Lyndon Baines Johnson
Lyndon Baines Johnson (August 27, 1908 – January 22, 1973), often referred to as LBJ, was the 36th President of the United States (1963–1969), a position he assumed after his service as the 37th Vice President of the United States (1961–1963). He is one of only four people who served in all four elected federal offices of the United States: Representative, Senator, Vice President, and President. Johnson, a Democrat from Texas, served as a United States Representative from 1937 to 1949 and as a Senator from 1949 to 1961, including six years as United States Senate Majority Leader, two as Senate Minority Leader and two as Senate Majority Whip. After campaigning unsuccessfully for the Democratic nomination in 1960, Johnson was asked by John F. Kennedy to be his running mate for the 1960 presidential election.

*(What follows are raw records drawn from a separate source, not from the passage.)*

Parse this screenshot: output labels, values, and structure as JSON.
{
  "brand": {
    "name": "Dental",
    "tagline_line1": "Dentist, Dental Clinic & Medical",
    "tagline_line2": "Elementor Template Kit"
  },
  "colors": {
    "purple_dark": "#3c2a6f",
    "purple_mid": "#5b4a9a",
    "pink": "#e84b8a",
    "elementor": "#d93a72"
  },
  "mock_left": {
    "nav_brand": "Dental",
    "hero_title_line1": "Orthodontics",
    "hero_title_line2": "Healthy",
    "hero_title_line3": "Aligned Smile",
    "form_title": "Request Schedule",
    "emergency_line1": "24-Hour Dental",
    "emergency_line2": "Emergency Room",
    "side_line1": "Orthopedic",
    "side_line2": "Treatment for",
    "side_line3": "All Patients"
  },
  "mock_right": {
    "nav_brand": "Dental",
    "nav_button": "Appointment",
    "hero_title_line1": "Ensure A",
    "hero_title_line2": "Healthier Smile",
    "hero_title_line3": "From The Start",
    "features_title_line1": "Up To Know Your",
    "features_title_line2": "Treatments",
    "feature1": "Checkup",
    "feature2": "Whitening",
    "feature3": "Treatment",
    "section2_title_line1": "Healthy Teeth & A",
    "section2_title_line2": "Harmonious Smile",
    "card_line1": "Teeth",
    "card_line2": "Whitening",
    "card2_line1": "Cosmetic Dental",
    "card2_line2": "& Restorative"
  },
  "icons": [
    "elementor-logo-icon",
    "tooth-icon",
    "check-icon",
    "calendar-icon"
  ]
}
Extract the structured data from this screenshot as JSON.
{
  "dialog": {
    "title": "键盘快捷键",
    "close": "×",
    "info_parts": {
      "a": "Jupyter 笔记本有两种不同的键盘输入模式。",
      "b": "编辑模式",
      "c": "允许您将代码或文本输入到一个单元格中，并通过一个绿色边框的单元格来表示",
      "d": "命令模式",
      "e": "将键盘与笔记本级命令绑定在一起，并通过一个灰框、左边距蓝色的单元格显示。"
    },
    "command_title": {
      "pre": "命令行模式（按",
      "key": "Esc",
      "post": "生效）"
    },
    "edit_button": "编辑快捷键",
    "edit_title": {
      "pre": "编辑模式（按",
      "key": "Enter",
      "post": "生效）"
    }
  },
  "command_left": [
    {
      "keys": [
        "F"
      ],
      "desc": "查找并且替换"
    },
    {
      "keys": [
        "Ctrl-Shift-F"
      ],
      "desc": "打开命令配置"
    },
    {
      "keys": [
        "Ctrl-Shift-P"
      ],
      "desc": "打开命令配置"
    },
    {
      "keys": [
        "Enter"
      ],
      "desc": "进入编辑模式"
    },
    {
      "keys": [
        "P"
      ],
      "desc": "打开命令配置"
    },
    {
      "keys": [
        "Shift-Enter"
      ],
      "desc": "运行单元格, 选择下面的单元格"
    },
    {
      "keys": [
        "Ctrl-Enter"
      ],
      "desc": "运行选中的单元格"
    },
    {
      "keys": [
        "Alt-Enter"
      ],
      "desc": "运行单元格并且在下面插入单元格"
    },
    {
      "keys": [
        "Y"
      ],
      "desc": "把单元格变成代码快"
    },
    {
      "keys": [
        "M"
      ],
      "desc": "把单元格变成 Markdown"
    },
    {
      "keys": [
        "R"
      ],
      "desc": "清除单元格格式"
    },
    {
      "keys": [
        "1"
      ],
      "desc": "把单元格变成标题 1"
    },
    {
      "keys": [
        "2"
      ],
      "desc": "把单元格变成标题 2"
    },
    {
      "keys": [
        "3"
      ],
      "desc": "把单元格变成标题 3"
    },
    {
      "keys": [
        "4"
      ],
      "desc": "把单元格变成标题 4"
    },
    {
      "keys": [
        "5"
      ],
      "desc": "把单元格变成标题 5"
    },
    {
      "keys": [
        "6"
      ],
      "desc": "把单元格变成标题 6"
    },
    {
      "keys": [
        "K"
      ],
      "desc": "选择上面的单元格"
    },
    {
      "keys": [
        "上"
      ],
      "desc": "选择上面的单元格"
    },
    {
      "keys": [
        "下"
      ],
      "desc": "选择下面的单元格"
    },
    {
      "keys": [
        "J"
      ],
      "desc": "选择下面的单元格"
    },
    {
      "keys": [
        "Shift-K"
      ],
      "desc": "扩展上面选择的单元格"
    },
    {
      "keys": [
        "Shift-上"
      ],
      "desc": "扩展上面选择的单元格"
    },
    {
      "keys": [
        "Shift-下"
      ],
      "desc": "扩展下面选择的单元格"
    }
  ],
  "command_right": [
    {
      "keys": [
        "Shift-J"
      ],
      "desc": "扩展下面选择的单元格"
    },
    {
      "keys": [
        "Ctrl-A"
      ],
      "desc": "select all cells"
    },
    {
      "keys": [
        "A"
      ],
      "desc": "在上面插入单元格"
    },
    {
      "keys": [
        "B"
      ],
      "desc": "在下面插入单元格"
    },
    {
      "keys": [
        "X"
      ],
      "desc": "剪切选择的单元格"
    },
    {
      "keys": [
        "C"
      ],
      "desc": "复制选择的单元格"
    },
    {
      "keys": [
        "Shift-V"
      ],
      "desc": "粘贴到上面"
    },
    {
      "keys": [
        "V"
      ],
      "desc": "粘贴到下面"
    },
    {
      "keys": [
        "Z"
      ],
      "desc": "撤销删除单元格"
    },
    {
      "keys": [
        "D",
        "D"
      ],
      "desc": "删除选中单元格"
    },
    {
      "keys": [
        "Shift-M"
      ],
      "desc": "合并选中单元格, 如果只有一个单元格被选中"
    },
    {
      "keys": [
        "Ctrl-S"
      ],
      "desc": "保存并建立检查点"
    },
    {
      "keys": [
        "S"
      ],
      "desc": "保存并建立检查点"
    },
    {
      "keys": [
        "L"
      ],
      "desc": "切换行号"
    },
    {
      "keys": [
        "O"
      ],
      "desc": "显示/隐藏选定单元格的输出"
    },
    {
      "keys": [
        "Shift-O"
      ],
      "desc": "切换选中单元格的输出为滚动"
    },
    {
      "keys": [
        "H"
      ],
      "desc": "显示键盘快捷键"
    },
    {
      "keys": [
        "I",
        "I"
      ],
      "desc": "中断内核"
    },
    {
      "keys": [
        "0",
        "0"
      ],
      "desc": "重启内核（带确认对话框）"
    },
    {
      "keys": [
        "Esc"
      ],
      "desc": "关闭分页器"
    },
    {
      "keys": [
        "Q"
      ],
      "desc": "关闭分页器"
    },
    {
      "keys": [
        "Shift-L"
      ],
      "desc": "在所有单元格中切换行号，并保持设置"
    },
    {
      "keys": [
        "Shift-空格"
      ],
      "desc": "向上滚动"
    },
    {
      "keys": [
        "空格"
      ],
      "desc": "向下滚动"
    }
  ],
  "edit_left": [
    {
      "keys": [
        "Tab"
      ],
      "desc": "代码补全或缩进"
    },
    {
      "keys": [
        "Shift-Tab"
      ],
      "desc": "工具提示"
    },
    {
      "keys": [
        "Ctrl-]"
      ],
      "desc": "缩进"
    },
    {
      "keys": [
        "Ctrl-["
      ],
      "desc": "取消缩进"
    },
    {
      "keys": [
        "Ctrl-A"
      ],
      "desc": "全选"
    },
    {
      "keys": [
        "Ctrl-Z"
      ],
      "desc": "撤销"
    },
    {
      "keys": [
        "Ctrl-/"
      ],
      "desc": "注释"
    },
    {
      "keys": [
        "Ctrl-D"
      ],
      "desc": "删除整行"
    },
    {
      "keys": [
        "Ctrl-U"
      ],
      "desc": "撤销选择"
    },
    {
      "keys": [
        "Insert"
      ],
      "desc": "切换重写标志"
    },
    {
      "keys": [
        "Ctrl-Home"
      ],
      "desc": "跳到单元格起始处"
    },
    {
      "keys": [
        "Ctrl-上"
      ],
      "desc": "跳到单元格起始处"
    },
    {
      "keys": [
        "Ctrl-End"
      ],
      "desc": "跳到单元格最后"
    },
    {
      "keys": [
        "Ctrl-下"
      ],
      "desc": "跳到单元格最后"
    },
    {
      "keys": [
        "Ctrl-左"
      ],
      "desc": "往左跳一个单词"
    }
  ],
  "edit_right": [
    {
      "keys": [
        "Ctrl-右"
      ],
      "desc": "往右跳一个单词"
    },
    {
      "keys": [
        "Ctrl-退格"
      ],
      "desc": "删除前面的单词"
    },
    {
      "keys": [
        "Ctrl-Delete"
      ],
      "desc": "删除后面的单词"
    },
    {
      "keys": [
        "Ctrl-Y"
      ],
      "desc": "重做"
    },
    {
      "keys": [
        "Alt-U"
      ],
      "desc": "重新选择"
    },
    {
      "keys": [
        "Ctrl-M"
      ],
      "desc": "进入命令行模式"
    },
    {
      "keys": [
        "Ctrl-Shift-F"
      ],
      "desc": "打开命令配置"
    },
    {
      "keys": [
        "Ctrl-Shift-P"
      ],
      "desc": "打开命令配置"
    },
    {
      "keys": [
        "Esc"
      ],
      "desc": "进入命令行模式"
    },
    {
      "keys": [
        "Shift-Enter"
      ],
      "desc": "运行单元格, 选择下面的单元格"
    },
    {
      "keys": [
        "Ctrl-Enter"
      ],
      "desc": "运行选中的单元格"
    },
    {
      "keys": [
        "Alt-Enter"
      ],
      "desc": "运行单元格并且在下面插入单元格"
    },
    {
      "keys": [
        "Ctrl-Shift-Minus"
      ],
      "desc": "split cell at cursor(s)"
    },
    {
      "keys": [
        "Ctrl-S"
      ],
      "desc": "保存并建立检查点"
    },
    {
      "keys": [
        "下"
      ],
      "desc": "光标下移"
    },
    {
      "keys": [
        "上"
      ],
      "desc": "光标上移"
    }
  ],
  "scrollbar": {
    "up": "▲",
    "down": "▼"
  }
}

Johnson succeeded to the presidency following the assassination of John F. Kennedy on November 22, 1963, completed Kennedy's term and was elected President in his own right, winning by a large margin over Barry Goldwater in the 1964 election. Johnson was greatly supported by the Democratic Party and as President, he was responsible for designing the "Great Society" legislation that included laws that upheld civil rights, public broadcasting, Medicare, Medicaid, environmental protection, aid to education, and his "War on Poverty." Johnson was renowned for his domineering personality and the "Johnson treatment," his coercion of powerful politicians in order to advance legislation.